The Cancer Health 25 is an annual list that honors individuals who have made a difference in the lives of people with cancer. This year’s theme is quality of life. To see the full list, click here.
Think fast: What is the biggest cancer killer of women? What about of men? For an awareness campaign with the nonprofit Catch It In Time, former NFL linebacker Chris Draft, 46, took to the streets with a camera crew and posed those questions to the unsuspecting public. Most people guessed breast and prostate cancer. Most were wrong. The answer is lung cancer. “Overall,” Draft says, “lung cancer kills more people than breast, prostate, colon, liver, kidney and melanoma cancer combined.” To which everyone expresses surprise. As one woman said, “I don’t understand why there isn’t more awareness around that fact.”
Exactly! Draft aims to change that by promoting lung cancer awareness and screenings.
It’s a personal mission. In 2010, after 12 years in the NFL, Draft retired and prepared to settle down with his longtime sweetheart, Keasha Rutledge. A few months later, she was diagnosed with Stage IV lung cancer. “She was 37 years old, in amazing shape and did not have a smoking history,” Draft told Stand Up To Cancer (SU2C), which raises funds for cancer research. “We learned the most important fact about lung cancer—that anyone can get it.”

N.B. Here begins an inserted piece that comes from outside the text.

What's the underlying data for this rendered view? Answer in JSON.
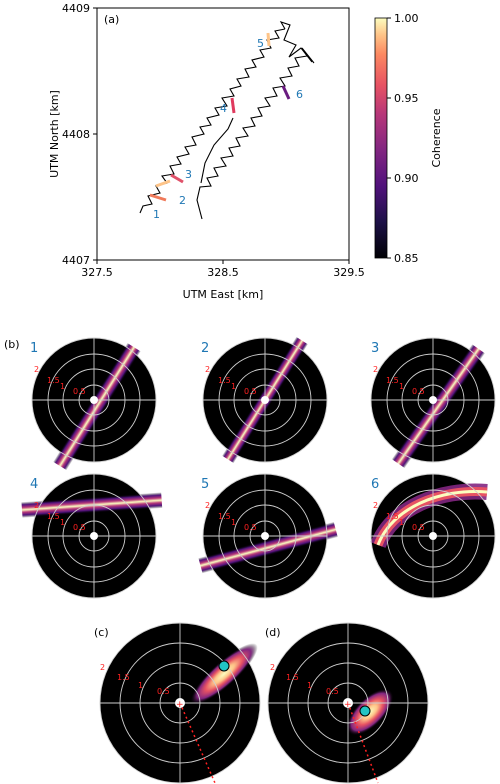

Rutledge died in 2011, but not before the two were married and launched the Chris Draft Family Foundation and the Team Draft initiative to raise awareness of lung cancer. One of the most popular Draft programs is the annual Super Bowl Challenge in which lung cancer survivors compete to raise funds for research and awareness; the three top fundraisers score tickets to the NFL Pro Bowl, the Taste of the NFL and, yes, the Super Bowl as well as a personal backstage escort courtesy of Draft. The competition and the participants’ personal stories garner media attention and get the word out about lung cancer.
Draft aims not only to empower families to lead healthy lifestyles but also to change the face of lung cancer through campaigns, collaborations, public speaking and more. “I was honored to be a patient advocate on a Stand Up To Cancer team that pursued the first SU2C Interception Grant for lung cancer (the SU2C–LUNGevity–ALA Lung Cancer Interception Research Team),” he tells Cancer Health. “I also admire SU2C’s efforts to fund research and awareness efforts focused on increasing access to and awareness for lung cancer screening and improving the screening methods. Early detection is a game changer in transforming the survival rate in lung cancer.”